Wie kommt die Stadt Essen mit dem Geld aus?
In Essen legt die Stadtverwaltung in den kommenden beiden Jahren 2027 und 2028 einen ausgeglichenen Haushalt vor. 2027 soll das Finanzvolumen bei 4,28 Millionen Euro und 2028 bei 4,33 Millionen Euro liegen. Die Stadt muss weiter Kredite aufnehmen, um zum Beispiel weiter Schulen bauen zu können und Straßen zu sanieren. Allerdings wird die Stadt weiterhin den Großteil des Haushaltes (59 Prozent) für die Pflichtaufgaben, also Sozialleistungen und für die Hilfe für Kinder und Familien ausgeben müssen.
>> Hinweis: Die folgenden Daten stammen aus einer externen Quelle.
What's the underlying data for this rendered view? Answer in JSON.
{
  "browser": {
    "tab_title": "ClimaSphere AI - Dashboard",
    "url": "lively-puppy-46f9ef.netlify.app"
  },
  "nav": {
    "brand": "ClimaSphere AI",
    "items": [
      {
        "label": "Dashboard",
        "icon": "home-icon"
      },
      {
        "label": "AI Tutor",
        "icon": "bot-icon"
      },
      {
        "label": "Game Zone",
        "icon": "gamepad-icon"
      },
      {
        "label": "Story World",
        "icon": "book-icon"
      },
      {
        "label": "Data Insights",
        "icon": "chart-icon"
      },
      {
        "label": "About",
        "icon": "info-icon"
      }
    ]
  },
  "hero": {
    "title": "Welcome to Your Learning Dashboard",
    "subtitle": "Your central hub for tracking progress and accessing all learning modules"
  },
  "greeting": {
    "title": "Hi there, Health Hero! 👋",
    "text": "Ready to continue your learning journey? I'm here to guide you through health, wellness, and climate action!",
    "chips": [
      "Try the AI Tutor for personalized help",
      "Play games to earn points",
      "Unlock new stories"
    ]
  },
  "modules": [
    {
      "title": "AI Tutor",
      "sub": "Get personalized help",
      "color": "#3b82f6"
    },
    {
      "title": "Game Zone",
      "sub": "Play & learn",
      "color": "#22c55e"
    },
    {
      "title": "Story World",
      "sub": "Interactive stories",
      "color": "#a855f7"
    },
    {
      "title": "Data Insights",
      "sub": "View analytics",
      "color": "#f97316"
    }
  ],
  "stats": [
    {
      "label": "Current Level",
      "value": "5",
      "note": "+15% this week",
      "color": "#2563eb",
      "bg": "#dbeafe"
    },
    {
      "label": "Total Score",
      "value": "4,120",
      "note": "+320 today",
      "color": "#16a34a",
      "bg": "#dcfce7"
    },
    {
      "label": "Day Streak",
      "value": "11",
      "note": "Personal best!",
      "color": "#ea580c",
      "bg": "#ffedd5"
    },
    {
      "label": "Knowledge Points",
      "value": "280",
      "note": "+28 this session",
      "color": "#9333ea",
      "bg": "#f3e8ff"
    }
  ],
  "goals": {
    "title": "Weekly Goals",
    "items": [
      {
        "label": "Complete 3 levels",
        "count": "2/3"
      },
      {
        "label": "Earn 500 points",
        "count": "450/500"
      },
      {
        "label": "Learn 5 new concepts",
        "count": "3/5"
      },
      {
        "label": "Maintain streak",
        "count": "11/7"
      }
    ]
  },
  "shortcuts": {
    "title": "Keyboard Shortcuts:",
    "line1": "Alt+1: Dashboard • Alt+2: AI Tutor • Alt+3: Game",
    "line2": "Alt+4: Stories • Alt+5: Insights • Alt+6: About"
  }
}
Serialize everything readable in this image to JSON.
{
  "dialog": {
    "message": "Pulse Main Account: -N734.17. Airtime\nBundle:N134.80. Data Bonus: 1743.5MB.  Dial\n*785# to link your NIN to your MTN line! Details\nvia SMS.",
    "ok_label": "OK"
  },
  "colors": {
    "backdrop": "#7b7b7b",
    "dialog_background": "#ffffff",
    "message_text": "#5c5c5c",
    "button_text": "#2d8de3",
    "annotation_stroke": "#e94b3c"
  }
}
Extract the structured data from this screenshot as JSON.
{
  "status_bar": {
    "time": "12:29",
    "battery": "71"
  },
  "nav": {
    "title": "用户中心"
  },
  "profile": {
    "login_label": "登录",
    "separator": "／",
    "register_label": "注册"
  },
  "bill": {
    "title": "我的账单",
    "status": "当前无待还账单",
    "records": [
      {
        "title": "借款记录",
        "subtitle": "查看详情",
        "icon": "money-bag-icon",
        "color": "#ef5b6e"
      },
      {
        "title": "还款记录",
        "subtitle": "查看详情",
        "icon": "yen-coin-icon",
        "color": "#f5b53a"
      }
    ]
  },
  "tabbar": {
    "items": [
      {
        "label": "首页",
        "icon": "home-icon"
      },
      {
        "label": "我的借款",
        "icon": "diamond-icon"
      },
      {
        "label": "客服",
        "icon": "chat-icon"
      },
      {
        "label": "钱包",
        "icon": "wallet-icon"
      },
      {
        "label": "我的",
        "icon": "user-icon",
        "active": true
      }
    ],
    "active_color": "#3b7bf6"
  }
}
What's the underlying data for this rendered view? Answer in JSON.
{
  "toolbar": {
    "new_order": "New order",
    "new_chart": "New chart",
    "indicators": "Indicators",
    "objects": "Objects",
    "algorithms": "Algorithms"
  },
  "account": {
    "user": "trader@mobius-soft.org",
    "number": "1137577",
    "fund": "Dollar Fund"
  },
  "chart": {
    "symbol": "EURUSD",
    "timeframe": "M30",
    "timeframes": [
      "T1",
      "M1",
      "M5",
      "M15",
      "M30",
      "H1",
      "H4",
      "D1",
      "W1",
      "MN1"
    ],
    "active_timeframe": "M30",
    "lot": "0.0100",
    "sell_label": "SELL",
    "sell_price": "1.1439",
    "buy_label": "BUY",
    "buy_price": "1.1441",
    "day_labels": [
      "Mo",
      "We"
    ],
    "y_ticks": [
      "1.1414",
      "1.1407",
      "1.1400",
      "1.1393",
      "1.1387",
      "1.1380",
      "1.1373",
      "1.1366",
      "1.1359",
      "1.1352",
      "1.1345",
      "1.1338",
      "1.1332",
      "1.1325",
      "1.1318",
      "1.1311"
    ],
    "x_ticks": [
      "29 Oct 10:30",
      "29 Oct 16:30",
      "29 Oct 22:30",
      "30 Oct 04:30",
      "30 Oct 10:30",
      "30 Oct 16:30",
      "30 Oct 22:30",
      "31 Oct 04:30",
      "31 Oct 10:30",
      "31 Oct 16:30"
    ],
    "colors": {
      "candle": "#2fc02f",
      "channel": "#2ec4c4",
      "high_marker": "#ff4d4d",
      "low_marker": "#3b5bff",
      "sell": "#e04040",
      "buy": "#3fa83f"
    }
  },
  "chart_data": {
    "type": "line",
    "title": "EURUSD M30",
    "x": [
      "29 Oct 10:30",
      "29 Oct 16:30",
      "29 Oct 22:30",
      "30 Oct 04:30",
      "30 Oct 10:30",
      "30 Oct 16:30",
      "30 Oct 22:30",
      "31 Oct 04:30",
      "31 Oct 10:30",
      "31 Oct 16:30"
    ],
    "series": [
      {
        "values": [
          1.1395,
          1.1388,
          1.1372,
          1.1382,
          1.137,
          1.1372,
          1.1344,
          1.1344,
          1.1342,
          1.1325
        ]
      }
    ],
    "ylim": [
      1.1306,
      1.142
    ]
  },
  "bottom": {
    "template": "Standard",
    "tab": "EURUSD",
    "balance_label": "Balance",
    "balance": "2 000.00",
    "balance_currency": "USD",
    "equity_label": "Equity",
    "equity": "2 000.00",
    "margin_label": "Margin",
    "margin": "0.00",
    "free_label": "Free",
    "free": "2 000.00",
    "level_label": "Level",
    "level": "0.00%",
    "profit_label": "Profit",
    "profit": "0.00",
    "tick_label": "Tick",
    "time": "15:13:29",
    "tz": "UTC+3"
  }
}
Die Stadt muss weiter sparen und Prioritäten setzen, sagt Stadtkämmerer Gerhard Grabenkamp in seiner Haushaltsrede. Er ruft zur Sparsamkeit und Veränderungen auf. Dabei darf aber das Vertrauen in die Stadt und die Verwaltung nicht verloren gehen, erklärt er weiter.
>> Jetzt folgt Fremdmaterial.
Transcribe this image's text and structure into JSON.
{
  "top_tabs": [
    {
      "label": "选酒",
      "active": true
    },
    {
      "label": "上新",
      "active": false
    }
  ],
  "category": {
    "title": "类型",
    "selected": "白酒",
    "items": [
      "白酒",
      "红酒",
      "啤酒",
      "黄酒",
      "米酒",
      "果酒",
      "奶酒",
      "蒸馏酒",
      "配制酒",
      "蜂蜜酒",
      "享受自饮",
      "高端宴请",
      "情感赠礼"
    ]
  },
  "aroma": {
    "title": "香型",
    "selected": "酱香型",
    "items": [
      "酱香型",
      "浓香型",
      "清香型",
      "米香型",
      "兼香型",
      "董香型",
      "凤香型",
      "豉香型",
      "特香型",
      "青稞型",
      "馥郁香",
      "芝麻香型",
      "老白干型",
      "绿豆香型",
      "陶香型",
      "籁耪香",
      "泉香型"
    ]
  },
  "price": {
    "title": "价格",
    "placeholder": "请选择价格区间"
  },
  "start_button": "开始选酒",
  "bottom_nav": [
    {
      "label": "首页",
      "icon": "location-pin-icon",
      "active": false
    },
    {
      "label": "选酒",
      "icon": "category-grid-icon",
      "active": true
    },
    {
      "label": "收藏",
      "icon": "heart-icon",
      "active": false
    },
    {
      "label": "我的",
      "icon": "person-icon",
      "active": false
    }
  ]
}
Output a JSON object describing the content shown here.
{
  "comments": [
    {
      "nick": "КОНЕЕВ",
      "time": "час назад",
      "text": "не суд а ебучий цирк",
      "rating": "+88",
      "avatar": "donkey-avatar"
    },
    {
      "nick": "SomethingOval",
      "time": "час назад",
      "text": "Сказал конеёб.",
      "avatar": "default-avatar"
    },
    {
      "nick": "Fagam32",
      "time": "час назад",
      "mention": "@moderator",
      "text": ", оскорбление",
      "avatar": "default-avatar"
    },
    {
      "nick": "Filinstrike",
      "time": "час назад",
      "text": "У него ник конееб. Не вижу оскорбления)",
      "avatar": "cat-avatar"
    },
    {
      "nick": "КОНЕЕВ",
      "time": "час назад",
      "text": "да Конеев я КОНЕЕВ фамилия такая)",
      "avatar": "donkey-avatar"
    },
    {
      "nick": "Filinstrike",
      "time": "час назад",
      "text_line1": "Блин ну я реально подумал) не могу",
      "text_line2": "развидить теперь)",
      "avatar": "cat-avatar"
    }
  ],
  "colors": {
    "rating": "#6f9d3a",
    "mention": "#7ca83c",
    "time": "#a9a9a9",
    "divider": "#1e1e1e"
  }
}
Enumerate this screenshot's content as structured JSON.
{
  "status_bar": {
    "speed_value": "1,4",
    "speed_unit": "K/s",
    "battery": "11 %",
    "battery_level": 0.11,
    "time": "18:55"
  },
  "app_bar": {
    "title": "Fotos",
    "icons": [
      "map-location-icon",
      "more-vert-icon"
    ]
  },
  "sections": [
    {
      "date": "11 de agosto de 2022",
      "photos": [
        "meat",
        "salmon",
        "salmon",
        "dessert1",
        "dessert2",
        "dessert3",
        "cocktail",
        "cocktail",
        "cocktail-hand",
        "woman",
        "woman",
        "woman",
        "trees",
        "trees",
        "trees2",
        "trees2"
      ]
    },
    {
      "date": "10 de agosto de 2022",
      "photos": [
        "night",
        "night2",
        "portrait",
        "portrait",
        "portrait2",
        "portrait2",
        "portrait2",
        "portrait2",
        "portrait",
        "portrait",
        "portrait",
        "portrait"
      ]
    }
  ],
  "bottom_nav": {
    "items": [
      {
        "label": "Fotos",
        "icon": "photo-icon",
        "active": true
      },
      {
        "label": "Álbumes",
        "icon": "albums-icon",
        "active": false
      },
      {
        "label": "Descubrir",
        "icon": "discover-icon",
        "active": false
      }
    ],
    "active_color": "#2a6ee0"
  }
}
Wofür will die Stadt Essen in Zukunft Geld ausgeben?
Die Stadt Essen will weiter vor allem in den Ausbau der Schulen investieren und Sporthallen sanieren. Auch Sicherheit ist ein wichtiger Punkt, sagte Oberbürgermeister Thomas Kufen in seiner Haushaltsrede. Dafür werden bis 2031 mehr als 100 Mitarbeiterinnen und Mitarbeiter beim kommunalen Ordnungsdienst arbeiten, aktuell sind dort 82 Mitarbeiterinnen und Mitarbeiter beschäftigt. Die Stadt will außerdem mehr in Digitalisierung investieren und Projekte anstoßen, mit denen Personal eingespart werden kann. Außerdem sei der Zivilschutz weiter eine wichtige Aufgabe.
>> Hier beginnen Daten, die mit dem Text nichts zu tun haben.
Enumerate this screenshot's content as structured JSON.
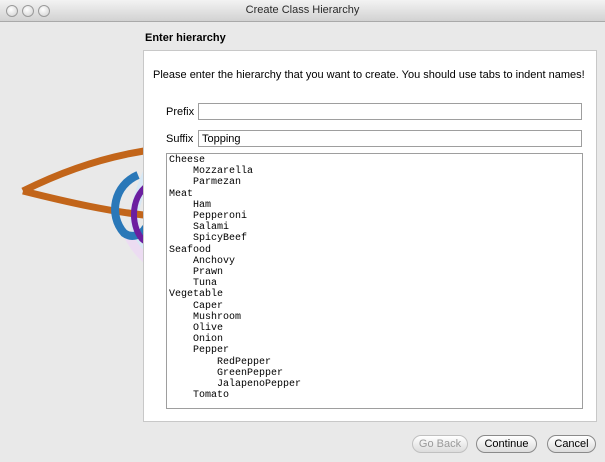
{
  "window": {
    "title": "Create Class Hierarchy"
  },
  "wizard": {
    "section_title": "Enter hierarchy",
    "instructions": "Please enter the hierarchy that you want to create.  You should use tabs to indent names!",
    "prefix": {
      "label": "Prefix",
      "value": ""
    },
    "suffix": {
      "label": "Suffix",
      "value": "Topping"
    },
    "hierarchy_text": "Cheese\n    Mozzarella\n    Parmezan\nMeat\n    Ham\n    Pepperoni\n    Salami\n    SpicyBeef\nSeafood\n    Anchovy\n    Prawn\n    Tuna\nVegetable\n    Caper\n    Mushroom\n    Olive\n    Onion\n    Pepper\n        RedPepper\n        GreenPepper\n        JalapenoPepper\n    Tomato"
  },
  "buttons": {
    "back": "Go Back",
    "continue": "Continue",
    "cancel": "Cancel"
  },
  "colors": {
    "logo_orange": "#c2651a",
    "logo_blue": "#2a78b8",
    "logo_purple": "#6b1fa0",
    "logo_light_blue": "#cfe3f2",
    "logo_light_purple": "#e8d7ef"
  },
  "icons": {
    "close": "close-icon",
    "minimize": "minimize-icon",
    "zoom": "zoom-icon",
    "logo": "protege-logo"
  }
}
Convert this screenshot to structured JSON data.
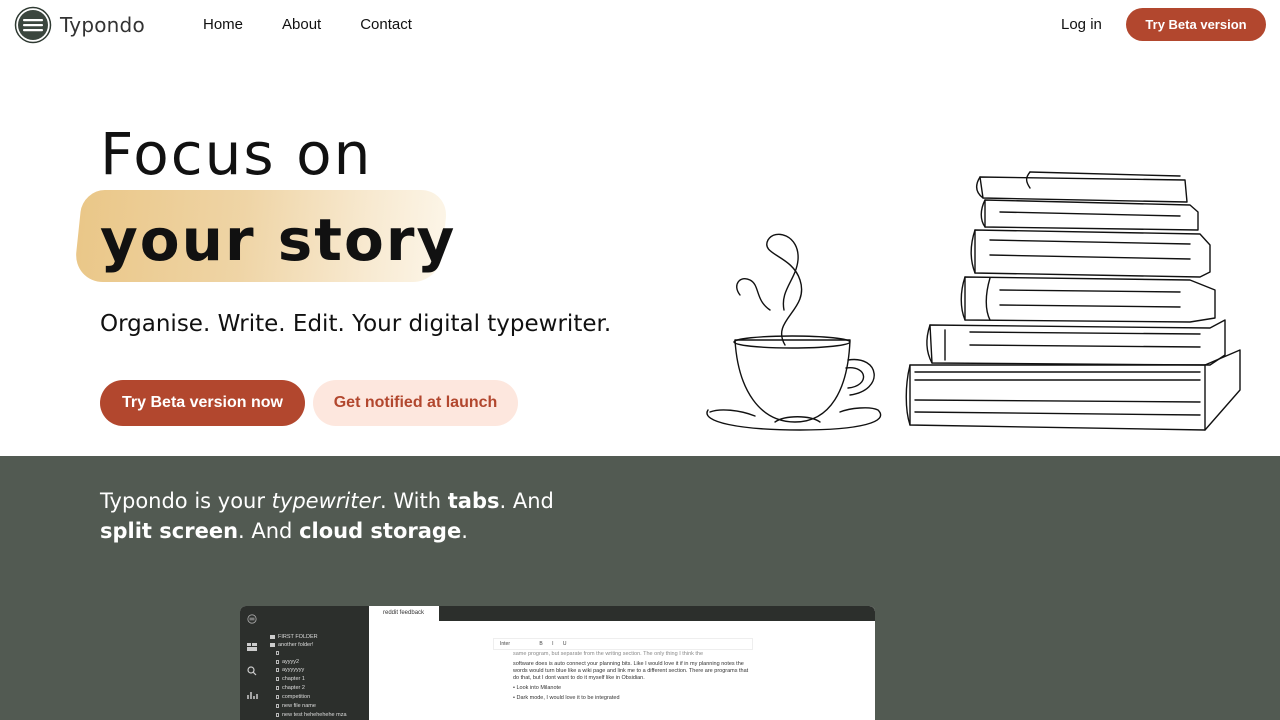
{
  "nav": {
    "brand": "Typondo",
    "links": [
      {
        "label": "Home"
      },
      {
        "label": "About"
      },
      {
        "label": "Contact"
      }
    ],
    "login": "Log in",
    "cta": "Try Beta version"
  },
  "hero": {
    "line1": "Focus on",
    "line2": "your story",
    "subtitle": "Organise. Write. Edit. Your digital typewriter.",
    "primary_button": "Try Beta version now",
    "secondary_button": "Get notified at launch"
  },
  "features": {
    "t1": "Typondo is your ",
    "t2": "typewriter",
    "t3": ". With ",
    "t4": "tabs",
    "t5": ". And ",
    "t6": "split screen",
    "t7": ". And ",
    "t8": "cloud storage",
    "t9": "."
  },
  "app_preview": {
    "tab": "reddit feedback",
    "toolbar": {
      "font": "Inter",
      "bold": "B",
      "italic": "I",
      "underline": "U"
    },
    "sidebar": [
      {
        "label": "FIRST FOLDER",
        "kind": "folder"
      },
      {
        "label": "another folder!",
        "kind": "folder"
      },
      {
        "label": "",
        "kind": "file"
      },
      {
        "label": "ayyyy2",
        "kind": "file"
      },
      {
        "label": "ayyyyyyy",
        "kind": "file"
      },
      {
        "label": "chapter 1",
        "kind": "file"
      },
      {
        "label": "chapter 2",
        "kind": "file"
      },
      {
        "label": "competition",
        "kind": "file"
      },
      {
        "label": "new file name",
        "kind": "file"
      },
      {
        "label": "new test hehehehehe mza",
        "kind": "file"
      }
    ],
    "editor": {
      "para1": "same program, but separate from the writing section. The only thing I think the",
      "para2": "software does is auto connect your planning bits. Like I would love it if in my planning notes the words would turn blue like a wiki page and link me to a different section. There are programs that do that, but I dont want to do it myself like in Obsidian.",
      "bullet1": "Look into Milanote",
      "bullet2": "Dark mode, I would love it to be integrated"
    }
  },
  "colors": {
    "accent": "#b2472e",
    "accent_light": "#fde7de",
    "dark_section": "#525a52",
    "highlight": "#e9c482"
  }
}
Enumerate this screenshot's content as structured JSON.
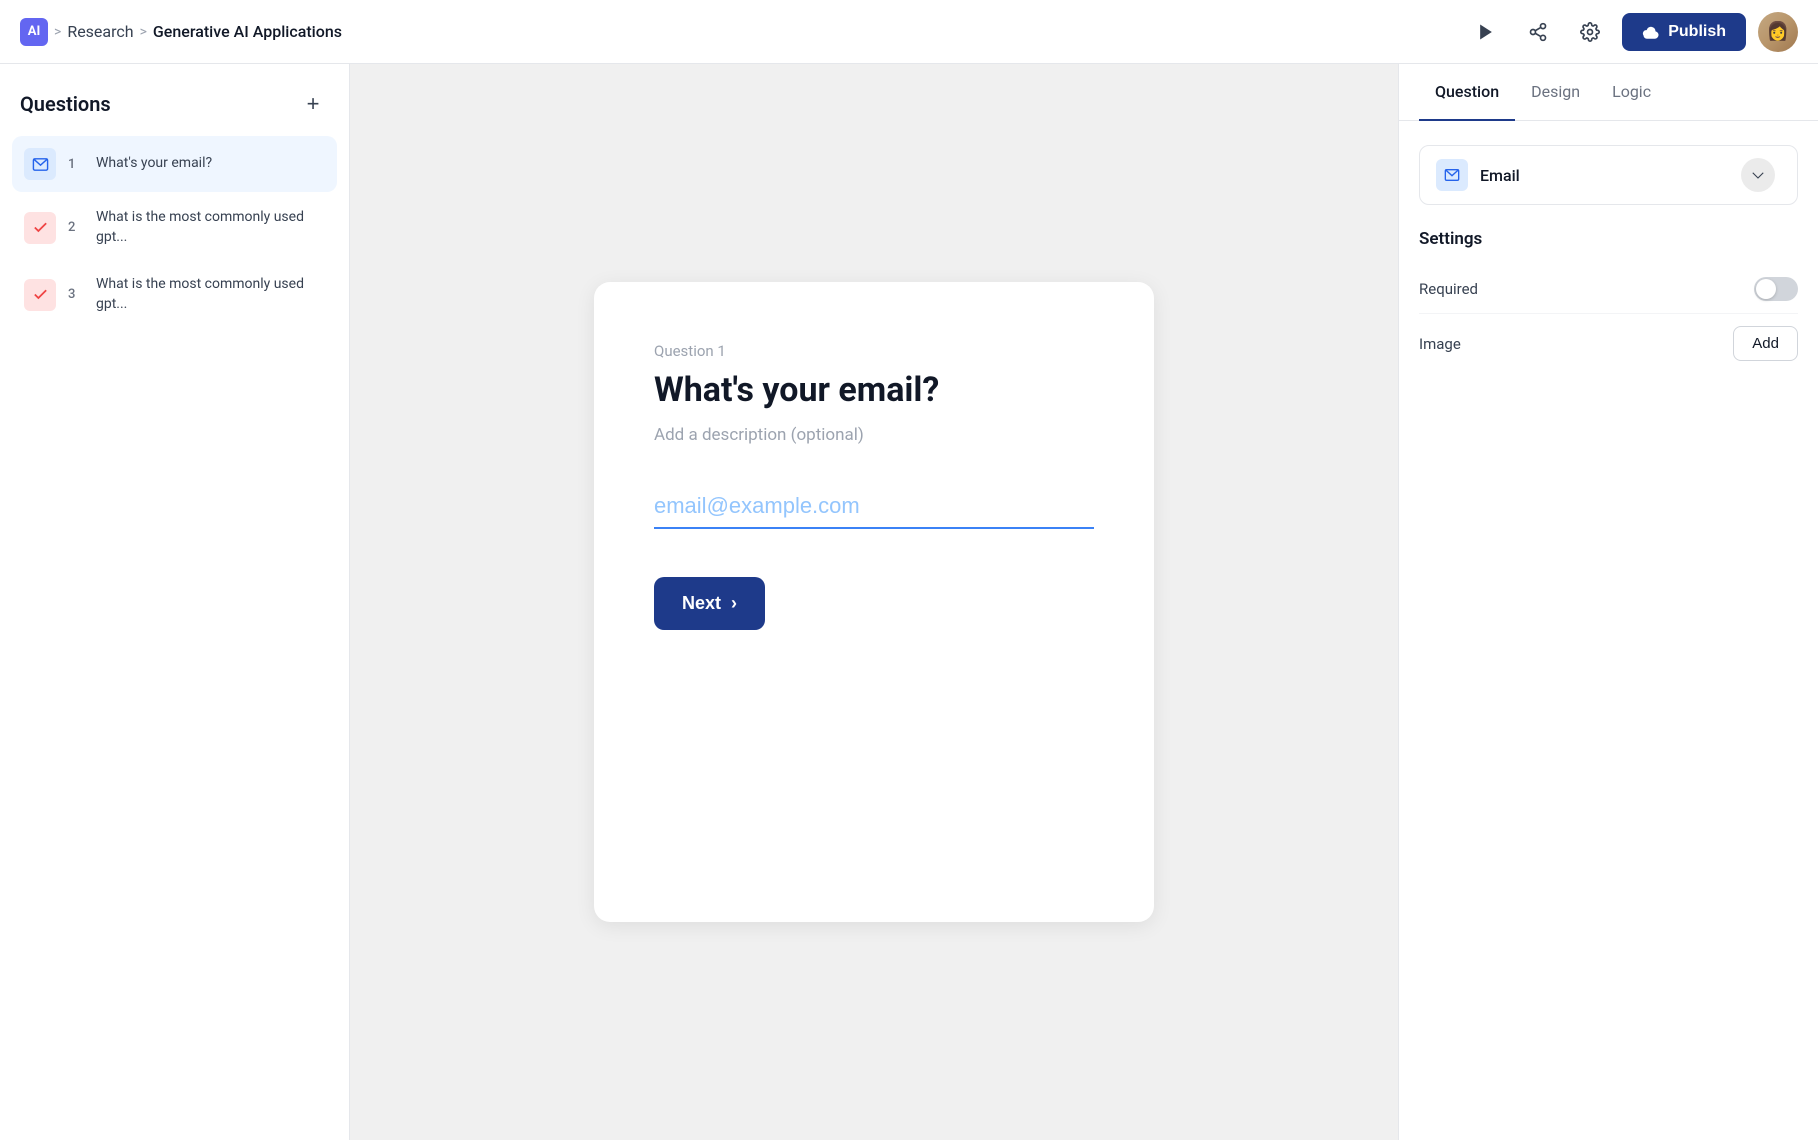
{
  "topbar": {
    "ai_label": "AI",
    "breadcrumb_sep1": ">",
    "breadcrumb_sep2": ">",
    "research_label": "Research",
    "app_label": "Generative AI Applications",
    "publish_label": "Publish"
  },
  "sidebar": {
    "title": "Questions",
    "add_icon": "+",
    "questions": [
      {
        "number": "1",
        "text": "What's your email?",
        "icon_type": "email",
        "active": true
      },
      {
        "number": "2",
        "text": "What is the most commonly used gpt...",
        "icon_type": "check",
        "active": false
      },
      {
        "number": "3",
        "text": "What is the most commonly used gpt...",
        "icon_type": "check",
        "active": false
      }
    ]
  },
  "preview": {
    "question_label": "Question 1",
    "question_title": "What's your email?",
    "description_placeholder": "Add a description (optional)",
    "email_placeholder": "email@example.com",
    "next_label": "Next"
  },
  "right_panel": {
    "tabs": [
      {
        "label": "Question",
        "active": true
      },
      {
        "label": "Design",
        "active": false
      },
      {
        "label": "Logic",
        "active": false
      }
    ],
    "type_label": "Email",
    "settings": {
      "heading": "Settings",
      "required_label": "Required",
      "required_on": false,
      "image_label": "Image",
      "add_image_label": "Add"
    }
  }
}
Warum hat Essen so wenig Geld?
In diesem Jahr fehlen in Essen im Haushalt 163 Millionen Euro. Die Stadt sucht gerade nach weiteren Wegen, um das Defizit auszugleichen. Stadtkämmerer Gerhard Grabenkamp betont aber, dass alle Kommunen ein strukturelles Problem haben. Die Ausgaben, die die Stadt per Gesetz erfüllen muss, steigen immer weiter, zum Beispiel für die Pflege älterer Menschen und für die Jugendhilfe. Auf der anderen Seite sinken die Einnahmen der Stadt aber immer weiter. Die aktuelle internationale Lage, die Zollpolitik der USA und die hohen Energiepreise sorgen dafür, dass die Stadt immer weniger einnehmen kann. Die Stadt will deswegen weiter sparen und wird immer wieder genau prüfen, wofür Geld ausgegeben wird. Der Stadtkämmerer betont aber auch, dass die Einnahmen nicht durch Steuererhöhungen weiter gesteigert werden können. Die Stadt will deswegen die Gewerbesteuer senken. Damit sollen Unternehmen entlastet werden und die Stadt als Wirtschaftsstandort attraktiv bleiben. Der Spardruck ist groß, erklärt Stadtkämmerer Gerhard Grabenkamp im Interview mit Radio Essen-Stadtreporterin Anna Bartl.